The exhibition "Frans Masereel and his work for the press" shows an important part of Masereels oeuvre. Since 1913 he published his prints and drawings in various magazines and newspapers, for example in France, Switzerland and Belgium. Nearly 100 of these pictures are on display in the exhibition. In addition, various aspects of printing technology are presented, especially the woodcut, Masereels preferred technique, but also the production of newspapers and magazines in the early 20th century. Machines like the Linotype or the high-speed press can be experienced in the collection of the museum.

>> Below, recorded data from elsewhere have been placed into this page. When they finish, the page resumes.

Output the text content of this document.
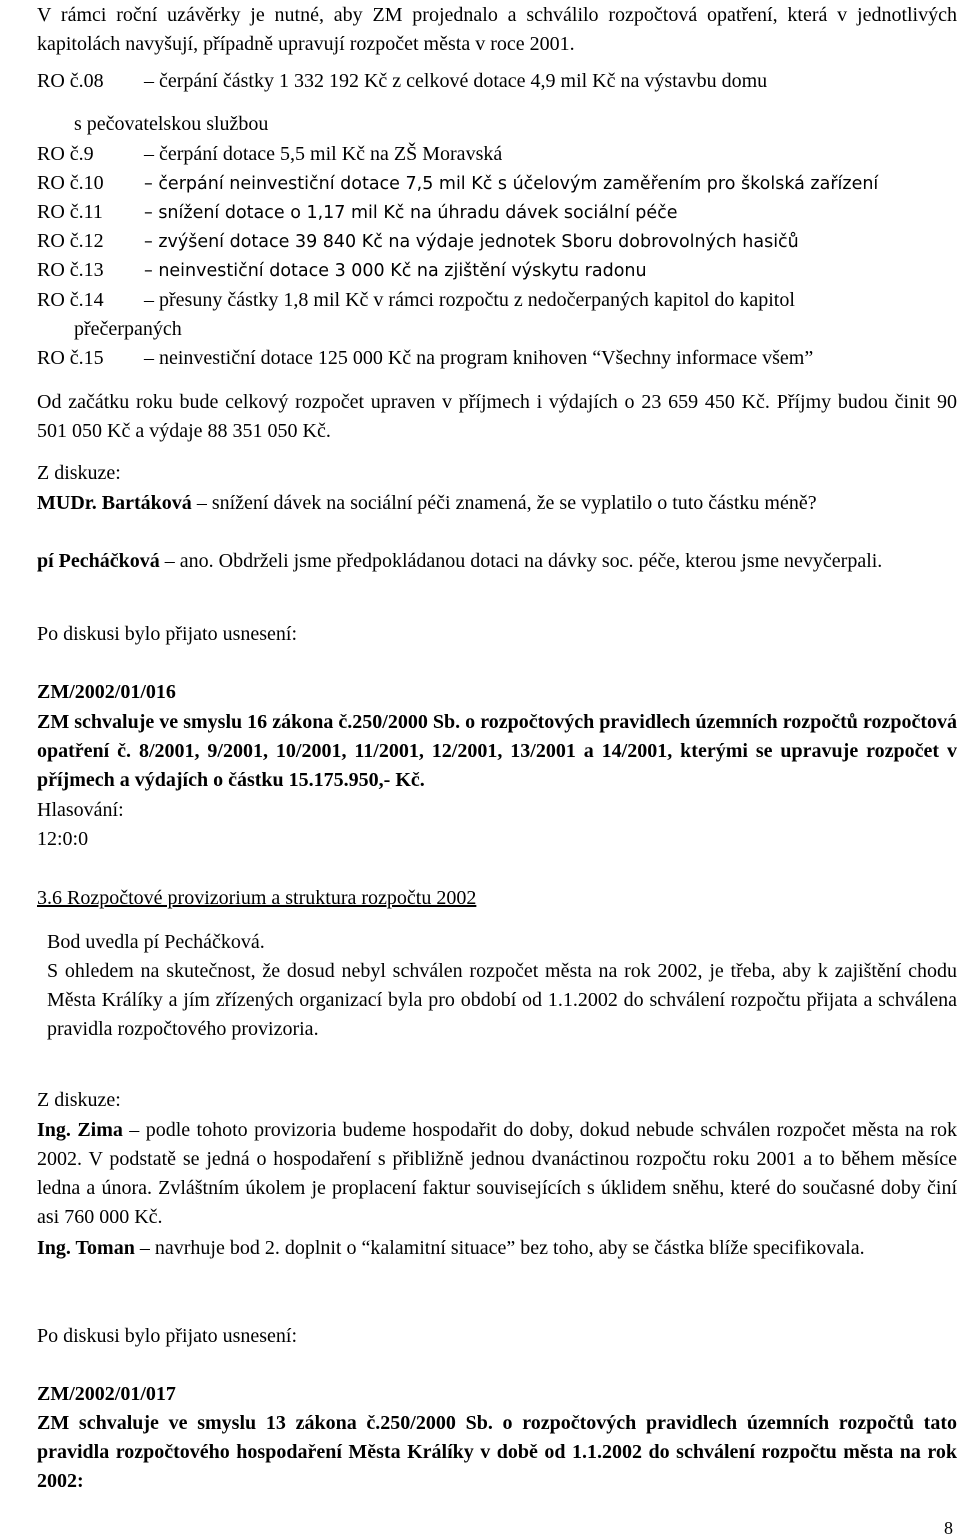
V rámci roční uzávěrky je nutné, aby ZM projednalo a schválilo rozpočtová opatření, která v jednotlivých kapitolách navyšují, případně upravují rozpočet města v roce 2001.

RO č.08 – čerpání částky 1 332 192 Kč z celkové dotace 4,9 mil Kč na výstavbu domu
s pečovatelskou službou
RO č.9	– čerpání dotace 5,5 mil Kč na ZŠ Moravská
RO č.10 – čerpání neinvestiční dotace 7,5 mil Kč s účelovým zaměřením pro školská zařízení
RO č.11 – snížení dotace o 1,17 mil Kč na úhradu dávek sociální péče
RO č.12 – zvýšení dotace 39 840 Kč na výdaje jednotek Sboru dobrovolných hasičů
RO č.13 – neinvestiční dotace 3 000 Kč na zjištění výskytu radonu
RO č.14 – přesuny částky 1,8 mil Kč v rámci rozpočtu z nedočerpaných kapitol do kapitol
přečerpaných
RO č.15 – neinvestiční dotace 125 000 Kč na program knihoven “Všechny informace všem”

Od začátku roku bude celkový rozpočet upraven v příjmech i výdajích o 23 659 450 Kč. Příjmy budou činit 90 501 050 Kč a výdaje 88 351 050 Kč.

Z diskuze:

MUDr. Bartáková – snížení dávek na sociální péči znamená, že se vyplatilo o tuto částku méně?
pí Pecháčková – ano. Obdrželi jsme předpokládanou dotaci na dávky soc. péče, kterou jsme nevyčerpali.

Po diskusi bylo přijato usnesení:

ZM/2002/01/016

ZM schvaluje ve smyslu 16 zákona č.250/2000 Sb. o rozpočtových pravidlech územních rozpočtů rozpočtová opatření č. 8/2001, 9/2001, 10/2001, 11/2001, 12/2001, 13/2001 a 14/2001, kterými se upravuje rozpočet v příjmech a výdajích o částku 15.175.950,- Kč.

Hlasování:

12:0:0

3.6 Rozpočtové provizorium a struktura rozpočtu 2002

Bod uvedla pí Pecháčková.

S ohledem na skutečnost, že dosud nebyl schválen rozpočet města na rok 2002, je třeba, aby k zajištění chodu Města Králíky a jím zřízených organizací byla pro období od 1.1.2002 do schválení rozpočtu přijata a schválena pravidla rozpočtového provizoria.

Z diskuze:

Ing. Zima – podle tohoto provizoria budeme hospodařit do doby, dokud nebude schválen rozpočet města na rok 2002. V podstatě se jedná o hospodaření s přibližně jednou dvanáctinou rozpočtu roku 2001 a to během měsíce ledna a února. Zvláštním úkolem je proplacení faktur souvisejících s úklidem sněhu, které do současné doby činí asi 760 000 Kč.
Ing. Toman – navrhuje bod 2. doplnit o “kalamitní situace” bez toho, aby se částka blíže specifikovala.

Po diskusi bylo přijato usnesení:

ZM/2002/01/017

ZM schvaluje ve smyslu 13 zákona č.250/2000 Sb. o rozpočtových pravidlech územních rozpočtů tato pravidla rozpočtového hospodaření Města Králíky v době od 1.1.2002 do schválení rozpočtu města na rok 2002:

8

Frans Masereels work was largely determined by the historical and social events of the early 20th century. He was 24 years old when the First World War broke out, and 56 when the Second World War ended. Most of his major works originate from this period. With this in mind, it’s hardly surprising that his works adress mainly social injustice and war. He was always driven by the question how an artist can find adequate ways to show the horrors of war. For this he developed a distinctive visual language to depict the social maladies of his time in a satirical and unambiguous way.
The exhibition was conceptualized and realized by the German Newspaper Museum in Wadgassen (Saarland) in cooperation with the Frans Masereel Stiftung Saarbrücken.
An accompanying catalogue is available in the shop of the museum.